I walked back to her, already regretting my answer.
“You tell me,” she said. “You tell me right now. Can you talk to those machines or not?”
“Yes. Yes, I can.”
“Because if you want to die, I can save us both a lot of trouble and put a bullet in your head right now.”
“Nobody’s going to get killed today,” I said. “Just . . . forget what I said.”
“Capitán Leon thinks you may be insane. Or a spy. I told him you weren’t. I told him you were one of the bravest men I’d ever met.”
I was so startled to hear her say that, I didn’t know quite how to respond. “Thank you,” I managed.
“He asked me how I knew that. And I lied to him. Jesus, I lied to a goddamn capitán to protect your secret. I should have just told him to shoot you.”

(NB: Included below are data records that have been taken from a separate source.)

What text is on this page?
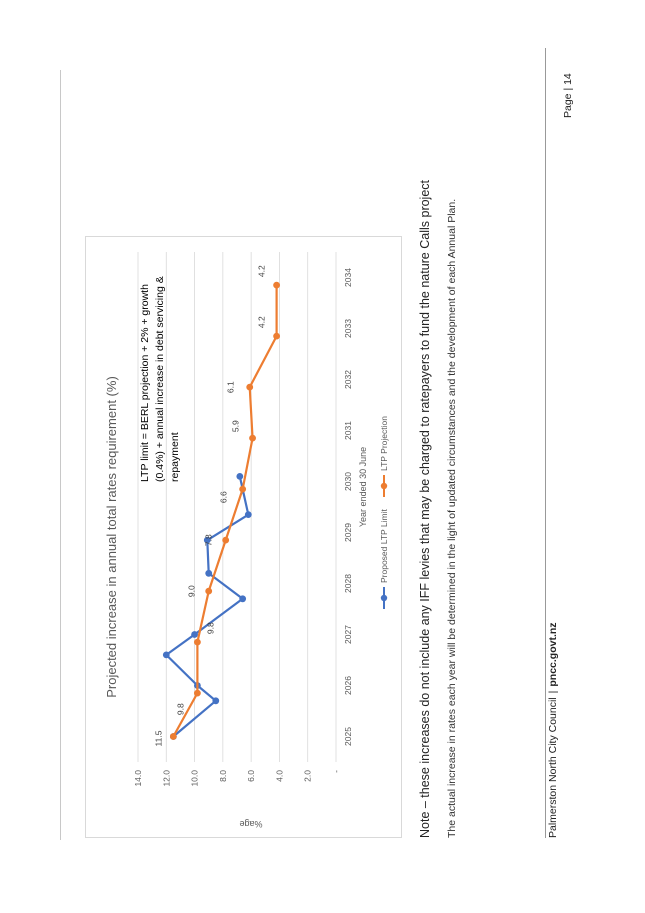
Projected increase in annual total rates requirement (%)
-
2.0
4.0
6.0
8.0
10.0
12.0
14.0
2025
2026
2027
2028
2029
2030
2031
2032
2033
2034
%age
Year ended 30 June
11.5
9.8
9.8
9.0
7.8
6.6
5.9
6.1
4.2
4.2
LTP limit = BERL projection + 2% + growth (0.4%) + annual increase in debt servicing & repayment
Proposed LTP Limit
LTP Projection Note – these increases do not include any IFF levies that may be charged to ratepayers to fund the nature Calls project The actual increase in rates each year will be determined in the light of updated circumstances and the development of each Annual Plan.	Palmerston North City Council|pncc.govt.nz
Page | 14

“What did you tell him?” That was completely irrelevant, of course, but for some reason I found myself suddenly curious.
“I said I knew your reputation. And I knew your character.” Her face flushed. “It doesn’t matter what I said. The capitán thinks . . .”
“I know what the capitán thinks.” The capitán thought we were sleeping together, that much was obvious. “Don’t let it bother you.”
“I don’t want to die in those tunnels,” she said, “just because you have a death wish. Can you get us safely to my men or not?”